Kaili laughed. As a Queen Rider, T'lana was quite capable of being imperious, and was also inclined to back up senior Weyrwoman Pilgra when that lady gently bullied Weyrleader T'bor!

"She'll find out sometime" she warned. "I don't ever mean to marry. It involves sex, and that has no dignity nor pleasure."

He caught her rein and looked at her seriously.

"And can you say that truly when all you've experienced is rape? As well you might say that Runnerbeasts are vicious because you've once tried to ride a biter."

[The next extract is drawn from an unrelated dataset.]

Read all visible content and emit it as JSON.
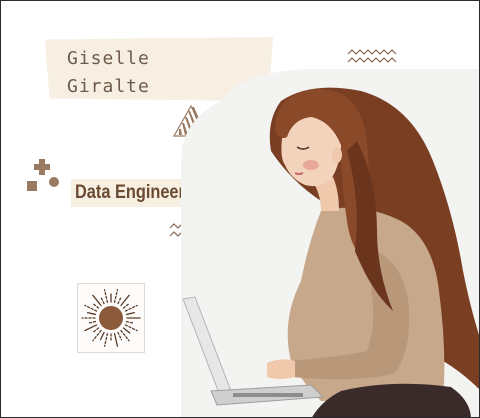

Kaili looked mulish; but in truth the simile made her think more deeply than L'rilly's comments that she just hadn't met the right man. Tragen did not push the issue; he'd dealt with enough skittish abused beasts bought out from bad owners. The girl had had a bad time; and needed healing. If any of what he strongly suspected were T'lana's plans for him and Kaili came about, so be it. If not, not. He already liked the girl; and if that was some way from love, it were a tolerable start and better than many ranking couples would hope for. Tragen did not believe in pre-empting the future. What would be, would be, and the better for not being forced one way or another!